ELISABETH BUMILLER and DAVID E. SANGER The New York Times 01/11/2011 17:27
Defense Secretary Robert M. Gates met with President Hu Jintao of China in Beijing on Tuesday.

Defense Secretary Robert M. Gates met with President Hu Jintao of China in Beijing on Tuesday.


Defense Secretary Robert M. Gates warned Tuesday that North Korea was within five years of being able to strike the continental United States with an intercontinental ballistic missile, and said that, combined with its expanding nuclear program, the country “is becoming a direct threat to the United States.”



Mr. Gates is a former director of the C.I.A., and his statement, officials said, reflected both a new assessment by American intelligence officials and his own concern that Washington had consistently underestimated the pace at which the North was developing nuclear and missile technologies.

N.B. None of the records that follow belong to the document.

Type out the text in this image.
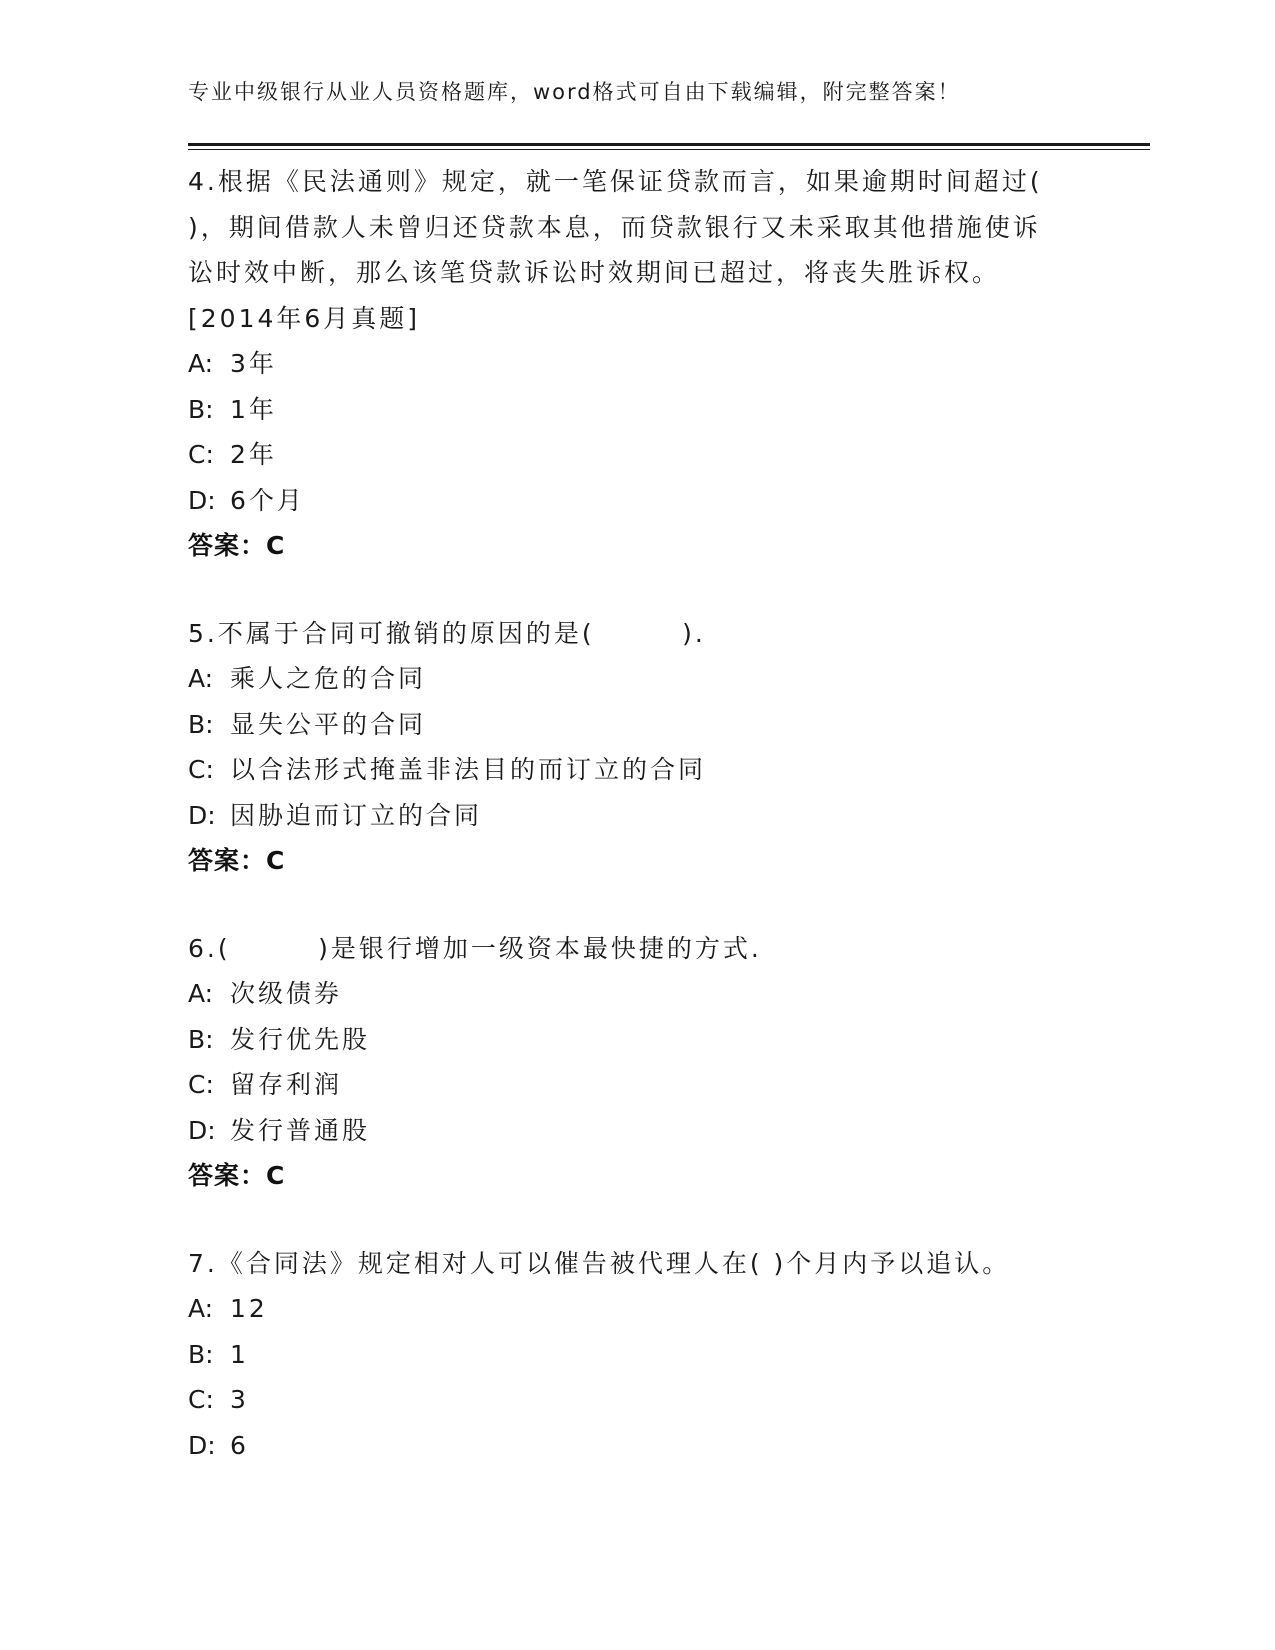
专业中级银行从业人员资格题库，word格式可自由下载编辑，附完整答案！

4.根据《民法通则》规定，就一笔保证贷款而言，如果逾期时间超过(
)，期间借款人未曾归还贷款本息，而贷款银行又未采取其他措施使诉
讼时效中断，那么该笔贷款诉讼时效期间已超过，将丧失胜诉权。
[2014年6月真题]

A: 3年

B: 1年

C: 2年

D: 6个月

答案：C

5.不属于合同可撤销的原因的是(        ).

A: 乘人之危的合同

B: 显失公平的合同

C: 以合法形式掩盖非法目的而订立的合同

D: 因胁迫而订立的合同

答案：C

6.(        )是银行增加一级资本最快捷的方式.

A: 次级债券

B: 发行优先股

C: 留存利润

D: 发行普通股

答案：C

7.《合同法》规定相对人可以催告被代理人在( )个月内予以追认。

A: 12

B: 1

C: 3

D: 6
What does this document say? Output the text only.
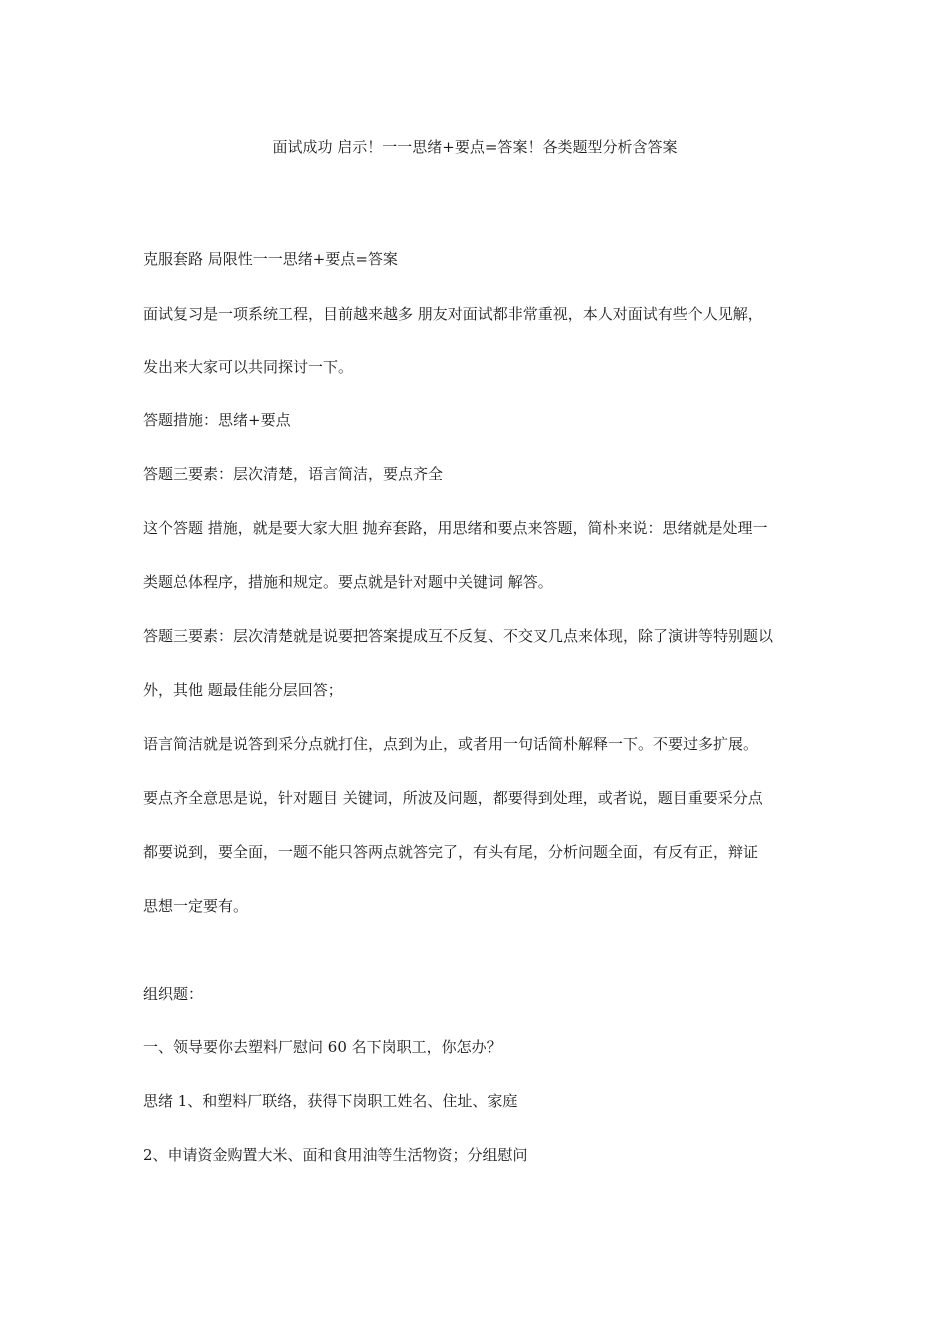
面试成功 启示！一一思绪+要点=答案！各类题型分析含答案
克服套路 局限性一一思绪+要点=答案
面试复习是一项系统工程，目前越来越多 朋友对面试都非常重视，本人对面试有些个人见解，
发出来大家可以共同探讨一下。
答题措施：思绪+要点
答题三要素：层次清楚，语言简洁，要点齐全
这个答题 措施，就是要大家大胆 抛弃套路，用思绪和要点来答题，简朴来说：思绪就是处理一
类题总体程序，措施和规定。要点就是针对题中关键词 解答。
答题三要素：层次清楚就是说要把答案提成互不反复、不交叉几点来体现，除了演讲等特别题以
外，其他 题最佳能分层回答；
语言简洁就是说答到采分点就打住，点到为止，或者用一句话简朴解释一下。不要过多扩展。
要点齐全意思是说，针对题目 关键词，所波及问题，都要得到处理，或者说，题目重要采分点
都要说到，要全面，一题不能只答两点就答完了，有头有尾，分析问题全面，有反有正，辩证
思想一定要有。
组织题：
一、领导要你去塑料厂慰问 60 名下岗职工，你怎办？
思绪 1、和塑料厂联络，获得下岗职工姓名、住址、家庭
2、申请资金购置大米、面和食用油等生活物资；分组慰问
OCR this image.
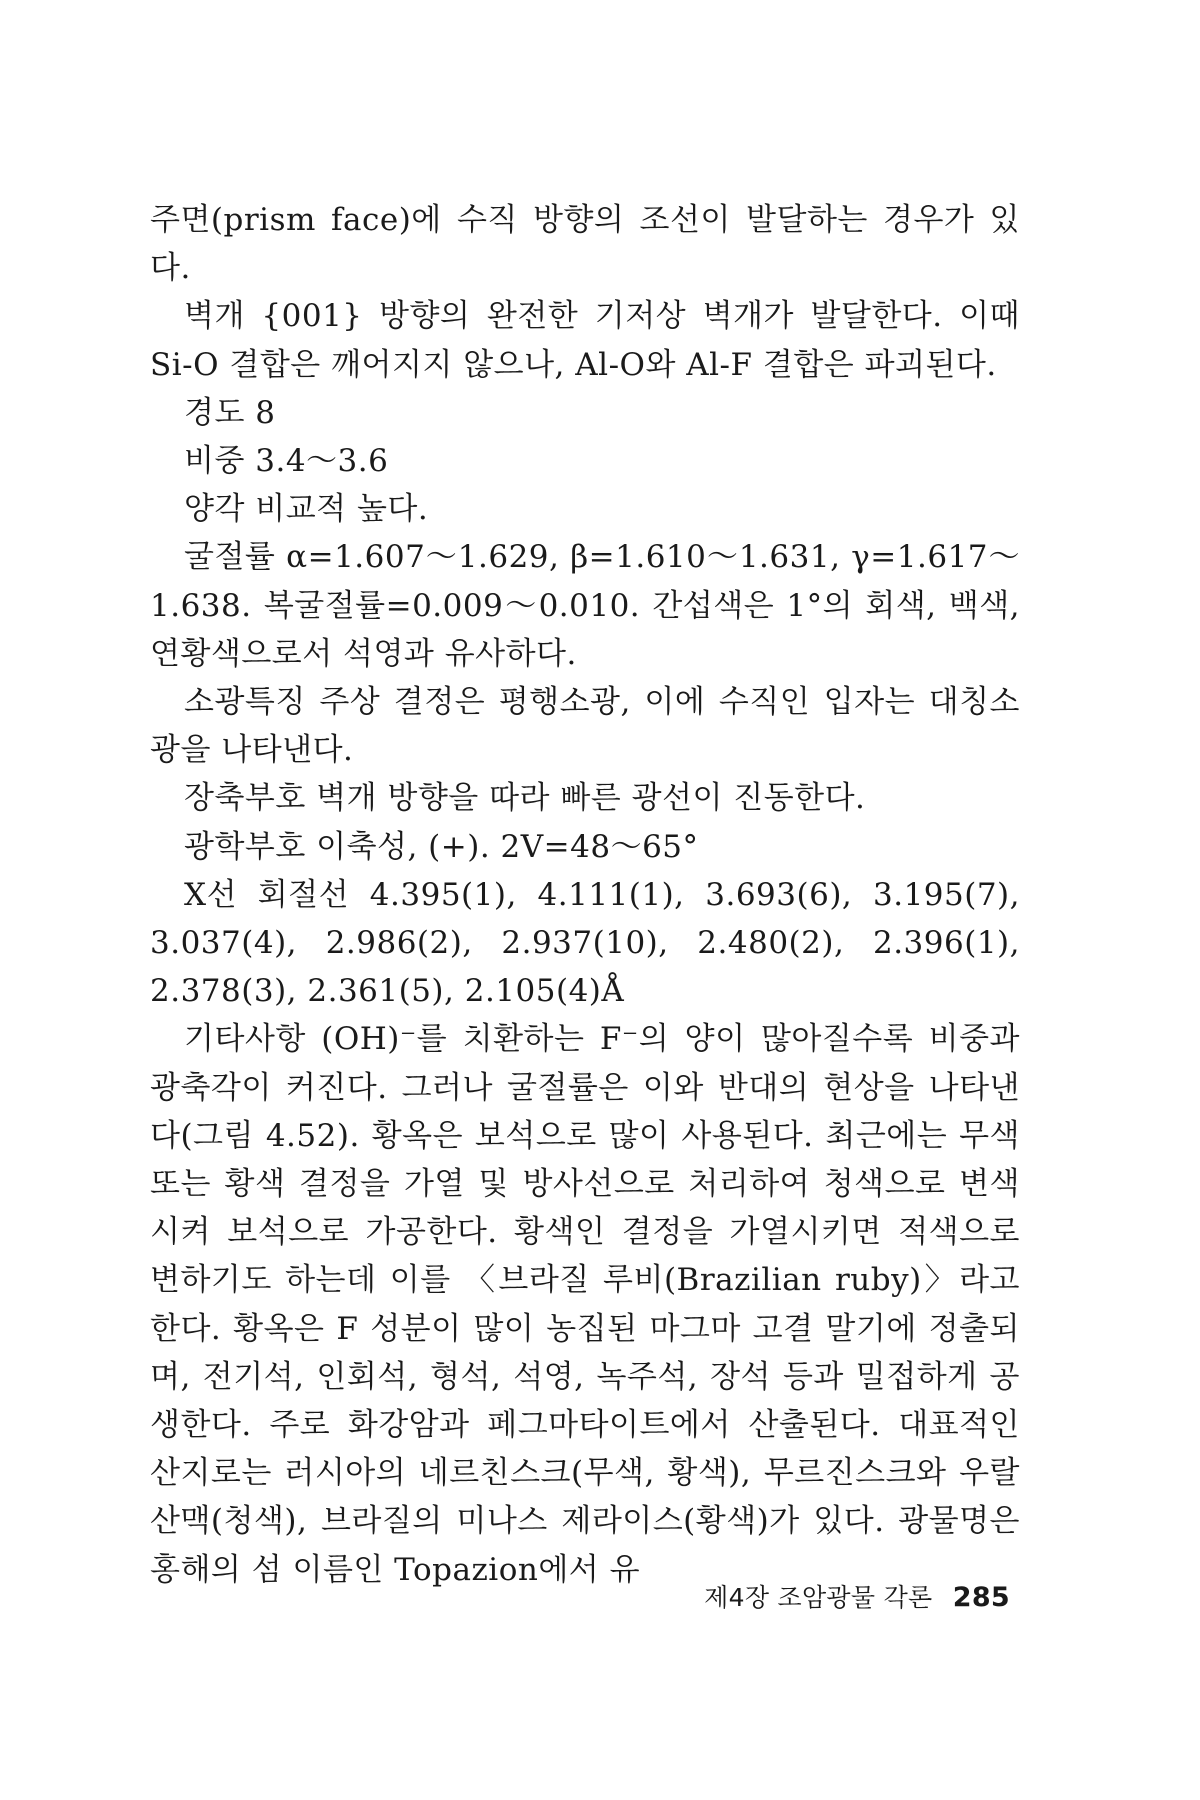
주면(prism face)에 수직 방향의 조선이 발달하는 경우가 있다.

벽개 {001} 방향의 완전한 기저상 벽개가 발달한다. 이때 Si-O 결합은 깨어지지 않으나, Al-O와 Al-F 결합은 파괴된다.

경도 8

비중 3.4～3.6

양각 비교적 높다.

굴절률 α=1.607～1.629, β=1.610～1.631, γ=1.617～1.638. 복굴절률=0.009～0.010. 간섭색은 1°의 회색, 백색, 연황색으로서 석영과 유사하다.

소광특징 주상 결정은 평행소광, 이에 수직인 입자는 대칭소광을 나타낸다.

장축부호 벽개 방향을 따라 빠른 광선이 진동한다.

광학부호 이축성, (+). 2V=48～65°

X선 회절선 4.395(1), 4.111(1), 3.693(6), 3.195(7), 3.037(4), 2.986(2), 2.937(10), 2.480(2), 2.396(1), 2.378(3), 2.361(5), 2.105(4)Å

기타사항 (OH)⁻를 치환하는 F⁻의 양이 많아질수록 비중과 광축각이 커진다. 그러나 굴절률은 이와 반대의 현상을 나타낸다(그림 4.52). 황옥은 보석으로 많이 사용된다. 최근에는 무색 또는 황색 결정을 가열 및 방사선으로 처리하여 청색으로 변색시켜 보석으로 가공한다. 황색인 결정을 가열시키면 적색으로 변하기도 하는데 이를 〈브라질 루비(Brazilian ruby)〉라고 한다. 황옥은 F 성분이 많이 농집된 마그마 고결 말기에 정출되며, 전기석, 인회석, 형석, 석영, 녹주석, 장석 등과 밀접하게 공생한다. 주로 화강암과 페그마타이트에서 산출된다. 대표적인 산지로는 러시아의 네르친스크(무색, 황색), 무르진스크와 우랄산맥(청색), 브라질의 미나스 제라이스(황색)가 있다. 광물명은 홍해의 섬 이름인 Topazion에서 유

제4장 조암광물 각론 285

It is unclear how recent the new assessment may be, but Mr. Gates’ remarks, made just an hour after he met with Hu Jintao, China’s president, may have been partly intended to convince China that the Obama administration no longer regards the North as a concern only in the region. The administration has increasingly put pressure on China to try to persuade North Korea, a longtime China ally, to give up its nuclear weapons program.

“The Chinese are always talking about their ‘core interests’ and threats they may have to respond to,” said one American official deeply involved in North Korea strategy. “They needed to hear that we have a few, too.”

In comments to reporters during a visit to Beijing, Mr. Gates said he was worried that within a relatively short time frame North Korea would simultaneously continue to develop nuclear weapons and intercontinental ballistic missiles. That combination, he said, had increased the need for pressure on North Korea, particularly if there is another provocation on South Korea by the North like the deadly shelling of a South Korean island in November.